高市と同レベル! 小泉進次郎の「国会改革案」にも要注意

 しかも、要注意すべきなのは、高市議運委員長がこの案を公表したのが、小泉進次郎議員らとの面談の場であった、ということだ。

 小泉議員といえば、「よりオープンに、より政策本位で、政治不信を乗り越えるための国会改革」を打ち出し、高市議運委員長との面談でも、タブレット導入や党首討論の定例化・夜間開催などの提言を提出。さらに小泉議員は、今月23日に経団連の中西宏明会長にまで協力要請をおこなって賛同を引き出し、「経済界のプラスの外圧はありがたい」などと述べていた。

 しかし、小泉議員の「国会改革」とやらも、結局は高市案と似たり寄ったりのものでしかない。実際、今年6月におこなった国会改革提言にかんする会見で小泉議員は「国民と国会は森友・加計問題に振り回されてきた」と語り、肝心の内容も国会における不正追及の機会を少なくしようとするようなシロモノだった。

 だが、高市議運委員長とは大きく違い、小泉議員の国民的人気はかなり高い。実態は空疎な「改革」を叫んで「真のリーダー」像を演出しようという安倍首相や橋下徹と何ら変わらない騙しの手口でしかないのだが、小泉議員が国会改革について喋れば喋るほど、メディアはこぞって報道し、国民の注目も高まることは必至。つまり、あの異常な高市案も、小泉人気にあやかって実現してしまう可能性もあるのだ。
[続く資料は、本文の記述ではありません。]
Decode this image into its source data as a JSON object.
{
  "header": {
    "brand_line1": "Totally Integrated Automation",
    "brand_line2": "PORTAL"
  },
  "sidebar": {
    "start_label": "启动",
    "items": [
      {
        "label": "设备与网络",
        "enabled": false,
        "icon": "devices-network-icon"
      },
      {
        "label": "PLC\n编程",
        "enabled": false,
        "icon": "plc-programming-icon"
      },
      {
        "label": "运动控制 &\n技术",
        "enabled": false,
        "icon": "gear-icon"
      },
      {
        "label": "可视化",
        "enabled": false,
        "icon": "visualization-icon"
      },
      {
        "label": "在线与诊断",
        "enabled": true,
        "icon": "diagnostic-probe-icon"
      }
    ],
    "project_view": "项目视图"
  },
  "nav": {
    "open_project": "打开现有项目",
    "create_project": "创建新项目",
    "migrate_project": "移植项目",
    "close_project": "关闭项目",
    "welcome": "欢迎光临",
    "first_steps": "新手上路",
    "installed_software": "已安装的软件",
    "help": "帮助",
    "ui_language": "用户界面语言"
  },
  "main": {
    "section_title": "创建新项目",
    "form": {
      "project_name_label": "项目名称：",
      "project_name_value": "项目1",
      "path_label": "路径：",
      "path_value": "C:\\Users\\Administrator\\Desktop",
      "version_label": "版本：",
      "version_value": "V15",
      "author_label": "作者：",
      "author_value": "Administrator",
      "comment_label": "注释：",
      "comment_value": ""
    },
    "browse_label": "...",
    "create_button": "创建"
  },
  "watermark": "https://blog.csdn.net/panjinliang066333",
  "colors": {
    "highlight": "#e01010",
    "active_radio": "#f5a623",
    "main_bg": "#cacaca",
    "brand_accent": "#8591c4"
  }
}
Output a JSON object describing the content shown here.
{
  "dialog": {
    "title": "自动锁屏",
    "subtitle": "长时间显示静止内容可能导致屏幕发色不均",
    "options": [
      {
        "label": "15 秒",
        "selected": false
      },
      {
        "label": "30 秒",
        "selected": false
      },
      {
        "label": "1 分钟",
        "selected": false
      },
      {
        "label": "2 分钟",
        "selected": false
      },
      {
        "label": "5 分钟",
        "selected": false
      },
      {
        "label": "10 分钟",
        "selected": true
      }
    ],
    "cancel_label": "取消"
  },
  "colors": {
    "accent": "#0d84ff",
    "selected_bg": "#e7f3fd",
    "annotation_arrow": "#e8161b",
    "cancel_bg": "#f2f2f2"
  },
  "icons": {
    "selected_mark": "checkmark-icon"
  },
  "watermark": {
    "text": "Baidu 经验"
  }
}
 そもそも高市議員には、総務相時代、「国は放送局に対して電波停止できる」などと発言し、テレビ局に圧力をかけた前科がある。池上彰氏はこれを「欧米の民主主義国なら、政権がひっくり返ってしまいかねない発言です」(朝日新聞2016年2月26日付)と指摘したが、政権がひっくり返るどころか、高市氏は大臣を辞任することさえなかった。もし、高市案を通るようなことがあれば、こうした暴言に対する責任追及も国会では見られなくなり、メディアはますます安倍政権の不祥事を報じなくなるだろう。「国会改革」という言葉に、騙されてはいけない。